Renovicted (Ode to Vancouver)
I used to live in Vancouver for about a dozen years and the city got so expensive and gentrified that my family and I had to leave. Renoviction is when a landlord kicks people out to do renovations, and then rents the place to yuppies for more money.
“It’s poverty with a view,” is what we used to say about Vancouver cause the scenery is breathtaking but the gap between rich and poor is huge and it’s too expensive for decent folks to live there.
Musically I tried to fit a few different styles into this one. The bridge is my attempt at a ZZ Top style riff and we threw some cowbell in there for the hell of it.
Drag the River
So, from Vancouver I moved back to my old hometown of Thunder Bay, which is where this band is based out of. I really enjoy living here but the city also has a problem with racism that’s made the national news a fair bit. This song is about the many indigenous people who were found dead in the river under suspicious circumstances. The cops just assumed the people were drunk and drowned and deemed the deaths accidental.
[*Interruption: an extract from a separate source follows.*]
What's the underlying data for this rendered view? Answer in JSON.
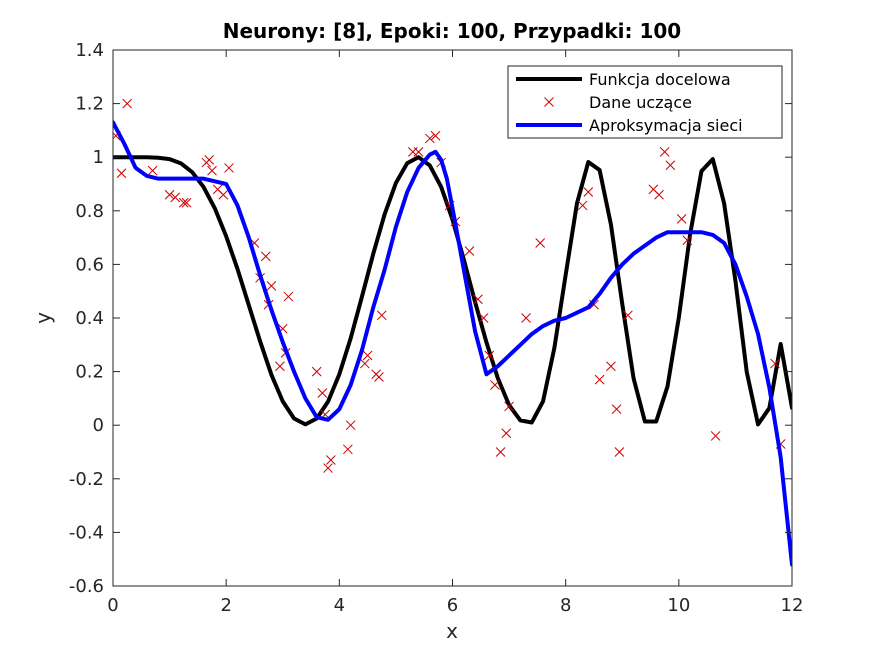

Thus the line “blame the victims and cover your tracks, not suspicious the pigs all relax.” I had a hard time with this one. I wasn’t sure if it was my place as a white person to write this song and I didn’t want to be disrespectful to any of the families. But then I thought, it’s actually my duty as a white person in the city to speak out about this crap, so here it is.
LRH
LRH is what scientologists call L. Ron Hubbard. This song is about what a nasty cult scientology is. It’s another fast punk type song with a fun breakdown.
oooo0OO0oooo
This is another short interlude that breaks up the album and adds a bit of a WTF moment. Sean and I were screwing around with his analog synth and then decided to throw an Earthquaker Devices data corrupter on part of it, which sounds crazy. Then we brought a sinister sounding synth in underneath. I wanted to try bitcrushed drums so I had Josh lay down some simple beats, chopped them up and ended up using a GarageBand plug-in called super fuzz that’s meant for guitar on it.
Intravenous Flytrap
The title is a bit of a nod to Spinal Tap, I guess. This is just a quick and dirty instrumental tune that’s fun live cause I don’t have to stand still and scream into a mic for it.
Reptilian Endoskeleton
The oldest tune on the record.
Lyrically it’s inspired by David Icke and the sci fi show V where reptile people infiltrate the human race.
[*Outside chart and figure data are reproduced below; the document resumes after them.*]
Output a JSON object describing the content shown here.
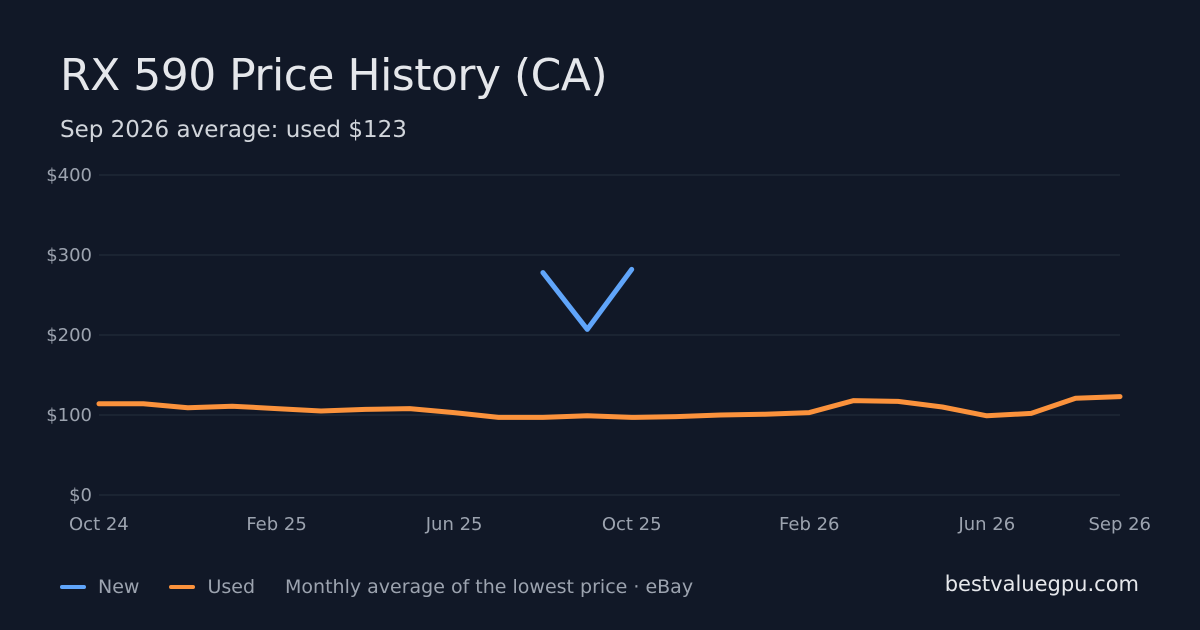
{
  "title": "RX 590 Price History (CA)",
  "subtitle": "Sep 2026 average: used $123",
  "legend": [
    {
      "label": "New",
      "color": "#60a5fa"
    },
    {
      "label": "Used",
      "color": "#fb923c"
    }
  ],
  "source_note": "Monthly average of the lowest price · eBay",
  "brand": "bestvaluegpu.com",
  "chart_data": {
    "type": "line",
    "x": [
      "Oct 24",
      "Nov 24",
      "Dec 24",
      "Jan 25",
      "Feb 25",
      "Mar 25",
      "Apr 25",
      "May 25",
      "Jun 25",
      "Jul 25",
      "Aug 25",
      "Sep 25",
      "Oct 25",
      "Nov 25",
      "Dec 25",
      "Jan 26",
      "Feb 26",
      "Mar 26",
      "Apr 26",
      "May 26",
      "Jun 26",
      "Jul 26",
      "Aug 26",
      "Sep 26"
    ],
    "x_tick_labels": [
      {
        "label": "Oct 24",
        "index": 0
      },
      {
        "label": "Feb 25",
        "index": 4
      },
      {
        "label": "Jun 25",
        "index": 8
      },
      {
        "label": "Oct 25",
        "index": 12
      },
      {
        "label": "Feb 26",
        "index": 16
      },
      {
        "label": "Jun 26",
        "index": 20
      },
      {
        "label": "Sep 26",
        "index": 23
      }
    ],
    "y_ticks": [
      0,
      100,
      200,
      300,
      400
    ],
    "y_tick_labels": [
      "$0",
      "$100",
      "$200",
      "$300",
      "$400"
    ],
    "ylim": [
      0,
      400
    ],
    "grid": true,
    "legend_position": "bottom-left",
    "series": [
      {
        "name": "New",
        "color": "#60a5fa",
        "values": [
          null,
          null,
          null,
          null,
          null,
          null,
          null,
          null,
          null,
          null,
          278,
          207,
          282,
          null,
          null,
          null,
          null,
          null,
          null,
          null,
          null,
          null,
          null,
          null
        ]
      },
      {
        "name": "Used",
        "color": "#fb923c",
        "values": [
          114,
          114,
          109,
          111,
          108,
          105,
          107,
          108,
          103,
          97,
          97,
          99,
          97,
          98,
          100,
          101,
          103,
          118,
          117,
          110,
          99,
          102,
          121,
          123
        ]
      }
    ]
  }
}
Musically it’s a mash-up of styles. It’s got maiden style gallops, some thrash bits and a bit of a “stoner rock,” ( I hate that term) style breakdown. I think we have played this one at every show. And then Converge released a song on their called “Reptilian,” on their most recent album. I’m a big fan of theirs but we wrote and demoed this one way before theirs came out.
Neon Black
This tune started out being about phosphenes, which are the weird shapes you see sometimes when you close your eyes in the dark, but it morphed into being about treating depression through psychedelics, specifically mushrooms. I’ve been a depression sufferer most of my life and it’s that cathartic thing again, I guess. We tried out some more synths in the outro and I think it sounds cool.
Dead Inside
This one is about wanting to give up on yourself or on life in general. I’ve almost given up on things, like playing music for example, cause things were hard. I kind of flip the perspective and take on the persona of the negative voices inside my head on this track.
For me it’s about taking something negative and turning it into a positive by making music out of it.
We put a pedal called a bass synth wah on the bass and guitar during the bridge, so what sounds like a synth actually isn’t. Then the last thing you hear on the album is my daughter playing a little piano outro, which I thought was pretty cool.